Le bal des vampires offre un triste spectacle à tous ceux que l’exquis tragi-comique de Cul-de-sac pouvait sensibiliser. Le tragique est effacé au profit d’un comique navrant que seul la photographie, léchée par une colorisation luxueuse et contrastée, sauve du naufrage. Du casting de Cul-de-sac, Polanski conserve Jack MacGowran et étire son rôle pour notre plus grand déplaisir.

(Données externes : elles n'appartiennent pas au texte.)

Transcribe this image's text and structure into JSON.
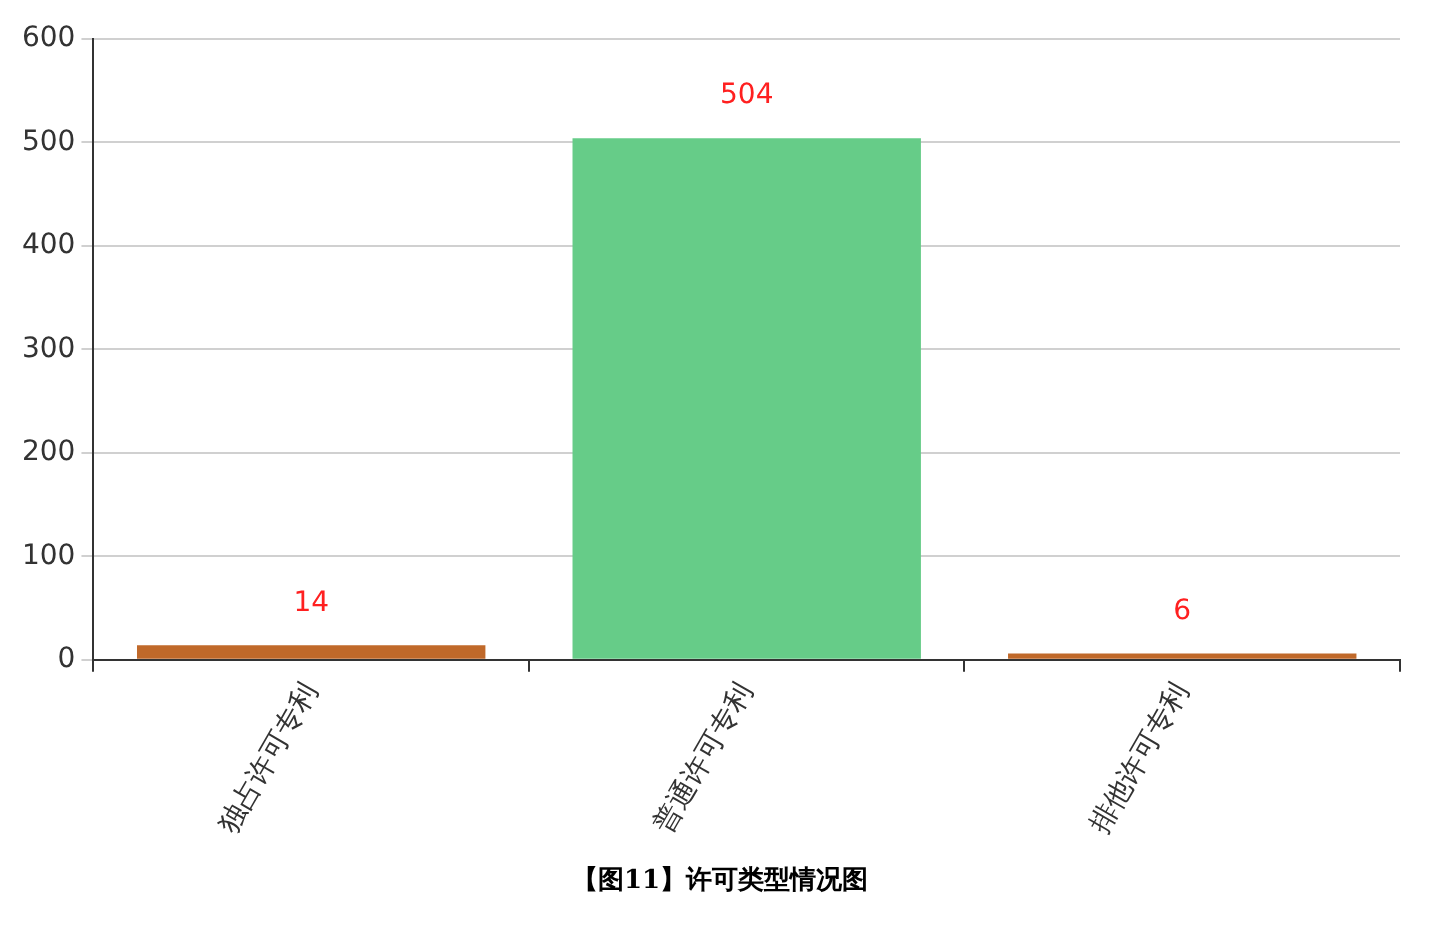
{
  "chart_data": {
    "type": "bar",
    "categories": [
      "独占许可专利",
      "普通许可专利",
      "排他许可专利"
    ],
    "values": [
      14,
      504,
      6
    ],
    "colors": [
      "#c0692a",
      "#66cc88",
      "#c0692a"
    ],
    "ylim": [
      0,
      600
    ],
    "yticks": [
      0,
      100,
      200,
      300,
      400,
      500,
      600
    ],
    "grid": "y",
    "data_labels": true,
    "annotations": [
      "【图11】许可类型情况图"
    ]
  }
}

Mais ne soyons pas trop mauvaise langue avec ce pauvre MacGowran, son déguisement de Groucho Marx du dimanche étant peut être imputable avant tout à l’incompétence d’un Polanski gérant mal l’accumulation des postes. Ce ne sera en effet qu’à partir de l’excellent Locataire que le cinéaste pourra se vanter de pouvoir être bon à la fois devant et derrière l’objectif.

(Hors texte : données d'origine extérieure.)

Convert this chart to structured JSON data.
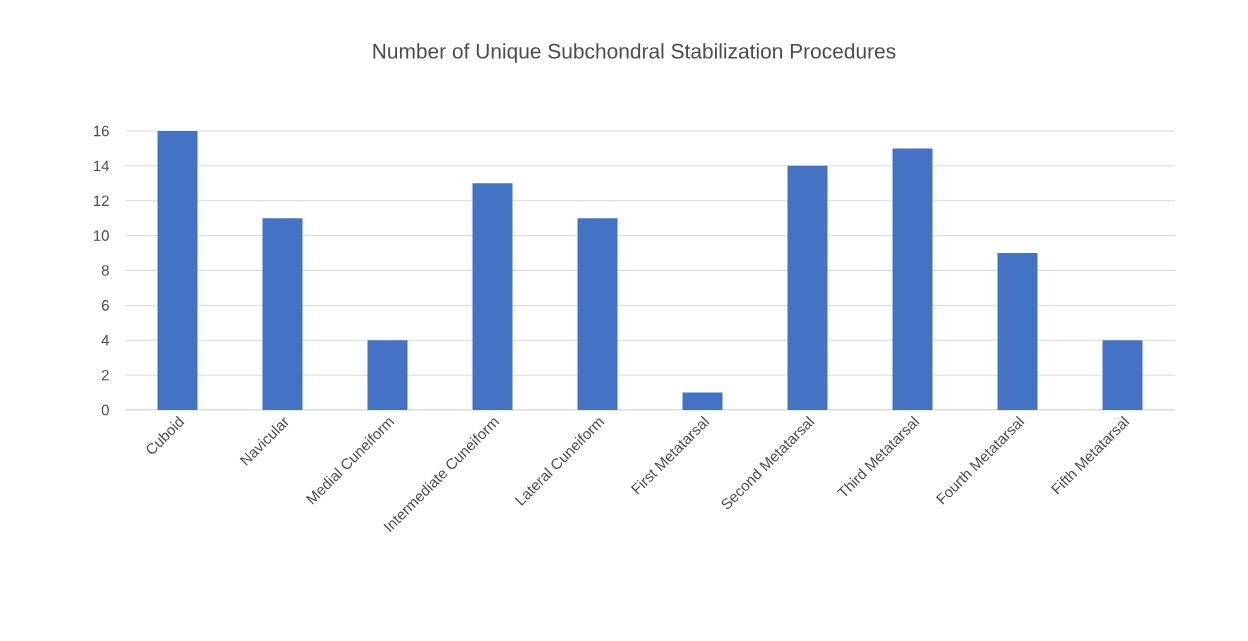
{
  "chart_data": {
    "type": "bar",
    "title": "Number of Unique Subchondral Stabilization Procedures",
    "categories": [
      "Cuboid",
      "Navicular",
      "Medial Cuneiform",
      "Intermediate Cuneiform",
      "Lateral Cuneiform",
      "First Metatarsal",
      "Second Metatarsal",
      "Third Metatarsal",
      "Fourth Metatarsal",
      "Fifth Metatarsal"
    ],
    "values": [
      16,
      11,
      4,
      13,
      11,
      1,
      14,
      15,
      9,
      4
    ],
    "color": "#4472c4",
    "ylim": [
      0,
      16
    ],
    "yticks": [
      0,
      2,
      4,
      6,
      8,
      10,
      12,
      14,
      16
    ],
    "grid": "y"
  }
}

A ce jeu d’acteur douteux, Polanski ajoute un genre comique qui ne manque habituellement jamais son but :  le slapstick, soit rien moins que la base de l’humour cinématographique, à laquelle les chefs d’œuvre de Chaplin et Keaton ont donné ses lettres de noblesse. Choisir d’incruster du burlesque dans une parodie vampirique était sur le papier une excellente idée. Seulement, ce genre demande un savoir faire que le réalisateur était loin de maitriser en 67. Aux gags burlesques du Bal des vampires manquent la démesure et la folie d’un Frigo Déménageur de Keaton. Le niveau des blagues dépasse rarement celui de la peau de banane et du seau sur la tête.

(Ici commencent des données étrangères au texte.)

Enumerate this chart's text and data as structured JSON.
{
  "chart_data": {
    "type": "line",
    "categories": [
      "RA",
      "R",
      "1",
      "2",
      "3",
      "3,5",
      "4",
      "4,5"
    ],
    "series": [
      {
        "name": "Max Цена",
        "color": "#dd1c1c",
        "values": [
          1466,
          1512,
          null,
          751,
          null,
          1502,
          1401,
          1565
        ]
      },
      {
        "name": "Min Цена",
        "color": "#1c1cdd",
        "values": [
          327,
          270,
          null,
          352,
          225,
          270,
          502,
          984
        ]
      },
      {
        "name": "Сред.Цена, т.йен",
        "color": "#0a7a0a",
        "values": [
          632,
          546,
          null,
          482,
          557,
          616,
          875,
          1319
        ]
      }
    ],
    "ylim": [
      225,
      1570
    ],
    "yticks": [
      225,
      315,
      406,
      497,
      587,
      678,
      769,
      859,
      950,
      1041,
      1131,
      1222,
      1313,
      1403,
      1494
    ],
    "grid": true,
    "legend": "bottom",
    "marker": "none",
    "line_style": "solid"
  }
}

Ce qui manque cruellement à ce bal, c’est un peu de mouvement, de folie, d’extravagance. Excepté le vampire juif insensible aux croix et le fils homosexuel du Comte, rien ne vient perturber la terrible mollesse d’un film à jeter au fond d’une crypte. Les plus grandes comédies (et je ne parle pas ici des films aux tons composites comme Cul-de-sac) offrent au spectateur un déluge de corps, un rythme effréné, des décalages saisissants. Que serait la folle histoire du monde sans la séquence de comédie musicale qui voit un Torquemada (célèbre figure de l’inquisition espagnole) danser pendant dix folles minutes ? Pourrait on rire d’un Sens de la Vie évacué de tout commentaire corrosif sur le monde contemporain ?

Lors d’une interview, l’auteur de bande dessinée Joann Sfar déclarait : « On ne choisit pas l’auteur qu’on est. Quand j’essaie de dessiner des barbares, au bout de deux pages, ils font marrer. C’est comme ça. Je suis un auteur de comédie. ». Triste de constater que cet axiome ne résonnait pas dans l’esprit du Polanski de 1967…

Mais ne boudons pas notre plaisir et saluons l’équipe de l’Hybride pour cette soirée globalement agréable et indéniablement intéressante.